SUMMARY: batch control

From: Glenn Carver (glenn@atmos-modelling.chemistry.cambridge.ac.uk)
Date: Sun Oct 27 1991 - 13:44:15 CST


Thanks to all of you who took time to reply to my query about batch job control
on workstations. Sorry about the delay in summarizing.

I had a large number of responses which directed me to several freely available
software packages. Unfortunately I've not had the time to examine the
capabilities of each package in detail so this summary will only give brief
details. But, I hope this helps those who are facing the same problems I am.

As I half expected, batch control has been a problem for system managers for
sometime and a great deal of effort has been spent on developing a useable
system. However, the level of sophistication varies so you have to decide
on your requirements before investing time in installing any of these packages.

Here's a summary of what I found out (my original message at the end):

1. SunOS batch, at, cron.
-------------------------
Can be configured for multiple queues per machine. You can specify the number
of jobs per queue, nice value and retry time for jobs. See man page for
queuedefs for more details. Very limited capabilities.

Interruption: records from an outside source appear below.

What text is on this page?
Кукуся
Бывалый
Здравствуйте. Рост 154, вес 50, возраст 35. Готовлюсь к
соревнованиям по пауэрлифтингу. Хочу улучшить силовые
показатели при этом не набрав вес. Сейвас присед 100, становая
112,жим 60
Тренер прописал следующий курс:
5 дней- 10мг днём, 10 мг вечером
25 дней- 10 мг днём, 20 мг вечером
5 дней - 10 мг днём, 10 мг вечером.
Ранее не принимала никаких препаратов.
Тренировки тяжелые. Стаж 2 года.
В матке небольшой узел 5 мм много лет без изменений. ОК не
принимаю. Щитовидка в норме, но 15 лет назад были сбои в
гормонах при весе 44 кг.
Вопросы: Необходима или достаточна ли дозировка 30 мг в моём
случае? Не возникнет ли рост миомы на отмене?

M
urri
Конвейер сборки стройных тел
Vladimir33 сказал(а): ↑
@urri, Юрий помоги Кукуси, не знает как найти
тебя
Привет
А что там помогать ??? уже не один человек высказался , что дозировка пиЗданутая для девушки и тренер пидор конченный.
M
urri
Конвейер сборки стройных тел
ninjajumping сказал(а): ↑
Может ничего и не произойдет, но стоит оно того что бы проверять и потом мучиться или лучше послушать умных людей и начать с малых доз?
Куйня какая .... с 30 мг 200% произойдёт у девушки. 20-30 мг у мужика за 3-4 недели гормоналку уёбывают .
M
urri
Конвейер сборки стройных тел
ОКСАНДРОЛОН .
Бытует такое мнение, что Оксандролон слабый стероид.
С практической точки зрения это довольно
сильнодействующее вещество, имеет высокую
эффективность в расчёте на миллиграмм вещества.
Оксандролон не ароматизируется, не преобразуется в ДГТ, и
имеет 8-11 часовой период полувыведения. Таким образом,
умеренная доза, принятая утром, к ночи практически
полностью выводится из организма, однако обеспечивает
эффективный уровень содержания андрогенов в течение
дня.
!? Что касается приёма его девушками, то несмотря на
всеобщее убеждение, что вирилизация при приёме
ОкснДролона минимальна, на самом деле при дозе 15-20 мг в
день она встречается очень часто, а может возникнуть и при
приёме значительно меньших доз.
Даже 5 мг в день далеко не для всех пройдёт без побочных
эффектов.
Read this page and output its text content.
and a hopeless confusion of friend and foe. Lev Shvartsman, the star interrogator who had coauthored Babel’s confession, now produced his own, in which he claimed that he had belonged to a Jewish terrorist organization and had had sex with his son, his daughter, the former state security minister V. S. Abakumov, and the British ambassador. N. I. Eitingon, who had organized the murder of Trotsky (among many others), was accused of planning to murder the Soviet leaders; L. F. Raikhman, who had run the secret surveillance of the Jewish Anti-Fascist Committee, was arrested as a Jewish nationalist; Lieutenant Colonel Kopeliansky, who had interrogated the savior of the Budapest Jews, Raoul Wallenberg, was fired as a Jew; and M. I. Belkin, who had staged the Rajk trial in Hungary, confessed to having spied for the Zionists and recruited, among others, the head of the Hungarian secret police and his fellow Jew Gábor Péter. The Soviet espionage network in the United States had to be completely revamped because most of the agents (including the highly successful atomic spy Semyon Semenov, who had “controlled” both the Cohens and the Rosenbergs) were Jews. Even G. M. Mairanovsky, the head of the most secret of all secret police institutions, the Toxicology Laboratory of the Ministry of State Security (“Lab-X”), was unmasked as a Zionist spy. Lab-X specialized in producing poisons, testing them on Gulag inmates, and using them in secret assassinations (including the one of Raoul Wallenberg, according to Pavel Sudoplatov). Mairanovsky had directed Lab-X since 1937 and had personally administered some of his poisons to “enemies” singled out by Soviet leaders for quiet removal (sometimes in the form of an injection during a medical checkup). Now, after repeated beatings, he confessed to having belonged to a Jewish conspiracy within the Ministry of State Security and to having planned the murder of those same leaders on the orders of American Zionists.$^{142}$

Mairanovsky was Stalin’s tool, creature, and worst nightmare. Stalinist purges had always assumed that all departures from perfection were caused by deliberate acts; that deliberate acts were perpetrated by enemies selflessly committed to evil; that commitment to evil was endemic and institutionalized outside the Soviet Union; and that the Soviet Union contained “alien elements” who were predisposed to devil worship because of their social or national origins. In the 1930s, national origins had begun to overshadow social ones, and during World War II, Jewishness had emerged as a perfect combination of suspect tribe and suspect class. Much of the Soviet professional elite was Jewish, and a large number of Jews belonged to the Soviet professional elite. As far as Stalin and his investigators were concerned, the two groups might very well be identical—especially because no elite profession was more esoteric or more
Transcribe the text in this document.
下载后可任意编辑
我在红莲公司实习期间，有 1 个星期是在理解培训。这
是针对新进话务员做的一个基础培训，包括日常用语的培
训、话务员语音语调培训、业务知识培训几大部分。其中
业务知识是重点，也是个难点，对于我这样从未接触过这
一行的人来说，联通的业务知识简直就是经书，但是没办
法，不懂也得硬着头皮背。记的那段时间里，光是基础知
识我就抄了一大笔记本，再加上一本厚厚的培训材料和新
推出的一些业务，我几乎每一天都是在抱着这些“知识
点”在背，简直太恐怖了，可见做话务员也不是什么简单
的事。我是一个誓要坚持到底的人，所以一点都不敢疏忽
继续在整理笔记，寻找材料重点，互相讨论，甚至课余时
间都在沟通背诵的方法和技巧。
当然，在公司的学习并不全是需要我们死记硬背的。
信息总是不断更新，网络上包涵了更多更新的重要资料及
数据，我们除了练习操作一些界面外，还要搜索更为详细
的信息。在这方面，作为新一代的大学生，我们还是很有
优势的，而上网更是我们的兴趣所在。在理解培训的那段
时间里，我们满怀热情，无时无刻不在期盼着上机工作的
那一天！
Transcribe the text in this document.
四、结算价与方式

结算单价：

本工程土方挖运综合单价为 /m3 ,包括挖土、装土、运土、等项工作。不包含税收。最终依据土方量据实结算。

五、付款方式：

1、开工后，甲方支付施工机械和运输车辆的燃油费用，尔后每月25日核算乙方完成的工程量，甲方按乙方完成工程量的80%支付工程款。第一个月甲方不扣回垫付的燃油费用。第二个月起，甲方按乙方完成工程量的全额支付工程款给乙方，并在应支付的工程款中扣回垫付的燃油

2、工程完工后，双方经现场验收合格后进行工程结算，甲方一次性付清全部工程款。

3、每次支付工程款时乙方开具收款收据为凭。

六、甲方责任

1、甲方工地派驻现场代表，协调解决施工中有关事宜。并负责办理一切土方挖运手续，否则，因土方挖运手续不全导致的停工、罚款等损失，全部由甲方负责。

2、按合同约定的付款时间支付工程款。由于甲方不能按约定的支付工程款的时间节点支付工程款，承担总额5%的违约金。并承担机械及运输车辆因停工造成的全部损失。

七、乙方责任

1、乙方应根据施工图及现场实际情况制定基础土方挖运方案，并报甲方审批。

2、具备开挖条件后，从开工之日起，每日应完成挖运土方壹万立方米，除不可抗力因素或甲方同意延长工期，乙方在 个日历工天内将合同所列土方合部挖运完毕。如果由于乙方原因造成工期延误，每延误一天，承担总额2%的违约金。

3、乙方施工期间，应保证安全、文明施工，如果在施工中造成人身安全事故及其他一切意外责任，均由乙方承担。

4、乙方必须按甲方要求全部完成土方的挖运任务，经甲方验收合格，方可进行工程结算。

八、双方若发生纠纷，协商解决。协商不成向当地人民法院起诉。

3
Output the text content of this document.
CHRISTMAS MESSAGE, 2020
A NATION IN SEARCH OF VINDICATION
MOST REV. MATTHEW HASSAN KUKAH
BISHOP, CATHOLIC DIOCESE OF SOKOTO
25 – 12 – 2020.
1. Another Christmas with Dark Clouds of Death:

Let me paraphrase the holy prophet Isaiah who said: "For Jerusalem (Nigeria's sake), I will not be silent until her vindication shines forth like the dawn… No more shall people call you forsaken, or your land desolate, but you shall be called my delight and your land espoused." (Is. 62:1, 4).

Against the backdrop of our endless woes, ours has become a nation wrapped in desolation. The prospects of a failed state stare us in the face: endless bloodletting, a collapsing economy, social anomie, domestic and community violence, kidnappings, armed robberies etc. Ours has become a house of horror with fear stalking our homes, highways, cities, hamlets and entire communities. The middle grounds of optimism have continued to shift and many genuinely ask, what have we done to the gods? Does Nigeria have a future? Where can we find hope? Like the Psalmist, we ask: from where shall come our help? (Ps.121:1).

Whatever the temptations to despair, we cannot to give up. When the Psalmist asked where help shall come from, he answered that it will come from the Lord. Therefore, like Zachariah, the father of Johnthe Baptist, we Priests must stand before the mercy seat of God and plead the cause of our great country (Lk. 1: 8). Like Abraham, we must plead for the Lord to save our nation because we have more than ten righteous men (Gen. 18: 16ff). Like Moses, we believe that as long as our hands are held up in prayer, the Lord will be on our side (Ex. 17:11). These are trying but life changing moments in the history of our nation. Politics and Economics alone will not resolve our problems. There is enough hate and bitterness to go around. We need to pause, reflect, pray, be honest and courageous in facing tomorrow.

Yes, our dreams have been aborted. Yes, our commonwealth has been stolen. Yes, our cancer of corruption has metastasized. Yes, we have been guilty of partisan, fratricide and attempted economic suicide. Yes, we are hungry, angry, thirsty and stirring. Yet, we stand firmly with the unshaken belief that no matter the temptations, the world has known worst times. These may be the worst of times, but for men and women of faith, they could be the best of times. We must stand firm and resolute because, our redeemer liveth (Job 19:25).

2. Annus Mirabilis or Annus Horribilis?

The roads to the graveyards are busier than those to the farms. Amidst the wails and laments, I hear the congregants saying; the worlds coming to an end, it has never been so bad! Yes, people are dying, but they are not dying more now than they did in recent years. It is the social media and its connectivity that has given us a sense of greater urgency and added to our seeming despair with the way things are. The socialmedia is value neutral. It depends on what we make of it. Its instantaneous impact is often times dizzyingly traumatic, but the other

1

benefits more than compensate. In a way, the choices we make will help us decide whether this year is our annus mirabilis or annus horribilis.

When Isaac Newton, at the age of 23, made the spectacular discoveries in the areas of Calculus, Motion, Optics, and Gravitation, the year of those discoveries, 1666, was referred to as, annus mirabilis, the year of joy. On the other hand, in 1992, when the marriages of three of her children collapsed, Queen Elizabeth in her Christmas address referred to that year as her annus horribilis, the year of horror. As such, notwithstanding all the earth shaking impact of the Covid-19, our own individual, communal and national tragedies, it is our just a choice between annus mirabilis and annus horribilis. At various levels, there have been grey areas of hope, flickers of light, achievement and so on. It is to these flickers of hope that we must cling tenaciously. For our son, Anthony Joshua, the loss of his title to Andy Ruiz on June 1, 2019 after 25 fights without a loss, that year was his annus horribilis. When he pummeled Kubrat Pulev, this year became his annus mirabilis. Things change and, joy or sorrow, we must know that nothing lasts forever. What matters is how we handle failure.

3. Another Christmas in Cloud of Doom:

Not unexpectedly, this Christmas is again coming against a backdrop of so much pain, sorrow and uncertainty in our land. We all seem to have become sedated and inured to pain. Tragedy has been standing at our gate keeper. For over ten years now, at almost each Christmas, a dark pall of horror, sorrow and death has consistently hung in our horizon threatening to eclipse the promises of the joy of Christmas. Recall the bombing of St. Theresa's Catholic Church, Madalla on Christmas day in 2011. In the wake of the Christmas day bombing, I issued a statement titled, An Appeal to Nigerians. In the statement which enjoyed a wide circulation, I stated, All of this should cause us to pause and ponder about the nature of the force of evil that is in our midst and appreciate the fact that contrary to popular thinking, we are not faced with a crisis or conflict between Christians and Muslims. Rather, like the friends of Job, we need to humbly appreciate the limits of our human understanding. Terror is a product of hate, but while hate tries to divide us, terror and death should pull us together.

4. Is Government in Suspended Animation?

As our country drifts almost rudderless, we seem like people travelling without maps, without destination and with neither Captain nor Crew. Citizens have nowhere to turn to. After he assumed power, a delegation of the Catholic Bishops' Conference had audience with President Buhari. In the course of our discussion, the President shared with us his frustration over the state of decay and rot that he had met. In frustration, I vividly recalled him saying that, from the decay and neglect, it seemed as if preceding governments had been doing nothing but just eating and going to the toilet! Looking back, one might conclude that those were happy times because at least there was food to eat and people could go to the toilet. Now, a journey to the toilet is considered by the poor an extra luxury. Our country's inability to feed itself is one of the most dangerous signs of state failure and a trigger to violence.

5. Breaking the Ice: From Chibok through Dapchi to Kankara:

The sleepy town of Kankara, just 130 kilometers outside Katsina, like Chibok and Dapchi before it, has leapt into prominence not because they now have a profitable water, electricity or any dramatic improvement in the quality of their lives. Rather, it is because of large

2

2. Using the print spooler.
---------------------------
Several people pointed out that you can use the print spooler mechanism to
setup and manage distributed batch queues by running scripts instead of
printing. Noone sent me details of a working mechanism and I haven't tried
it yet. It might be very useful in combination with some of the non-distributed software.

3. dsh.
-------
Alan Stebbens <aks%anywhere@edu.ucsb.hub> pointed me in the direction of
'dsh'. 'dsh' implements a distributed shell which finds the least loaded
machine and runs the command on it. dsh is available by anonymous ftp
from hub.ucsb.edu in pub/shells/dsh.tar.Z

4. Batch.
---------
Ken Lalonde <ken@edu.toronto.cs> has written a batch control package. It is
a collection of programs and scripts that allows you to set up various
queues on a machine with characteristics such as the priority of jobs,
job resource limits and so on. It runs a daemon which monitors the load
on the machine and can halt jobs when the load reaches a settable level.
Batch is not networked. Several people recommended this package. It's
available by anonymous ftp from ftp.cs.toronto.edu in pub/batch.tar.Z.

5. QBATCH
---------
Thanks to Milt Ratcliff <milt@pe-nelson.com> for mailing me about QBATCH.
QBATCH was developed by Alan Saunders on Sun workstations. It is
not networked but does provide a comprehensive set of job control
options, more than Batch (4.) but does not halt jobs if load reaches some
predetermined level. QBATCH is available from several anonymous ftp sites. I
got it from lth.se in netnews/alt.sources/volume91/jul but it's also available
from cs.dal.ca in pub/bio as qbatch.tar.Z.

6. Condor.
----------
Many replies mentioned the Condor package. Condor was written at the
University of Wisconsin and is quite sophisticated and well documented.
It is fully distributed, machines enter and leave a 'pool' which condor uses
to run jobs. Jobs are checkpointed and can be moved from one machine which
leaves the pool and continued on a machine that enters. The snags appear to
be that a replacement version of the libc.a library is required to enable the
checkpointing (programs must be statically linked) and I/O is not implemented
well for FORTRAN. For more info contact condor-request@cs.wisc.edu. Condor
is available from many ftp sites as Condor_4.0.0.tar.Z. Use 'archie' to find
one (USA: quiche.cs.mcgill.ca; EUROPE nic.funet.fi; log in as user archie).

7. NQS.
-------
The Network Queueing System was developed on contract from NASA. There is a
version (I assume to be the original) on permac.space.swri.edu in
public/convexug/nqs.tar.Z (and other anonymous ftp sites). NQS is also marketed
by several companies and improved over the original: COSMIC, 382 East Broad St.,
Athens GA 30602 supporting SIG, Sun, VAX & Stardent, Sterling Software (415
area code, sorry no other details). Cray also have a version and sell a version
called RQS for remote queueing on Cray machines. COSMIC are also rumoured to
be developing NQS II. For those with money to spend, this may be the one.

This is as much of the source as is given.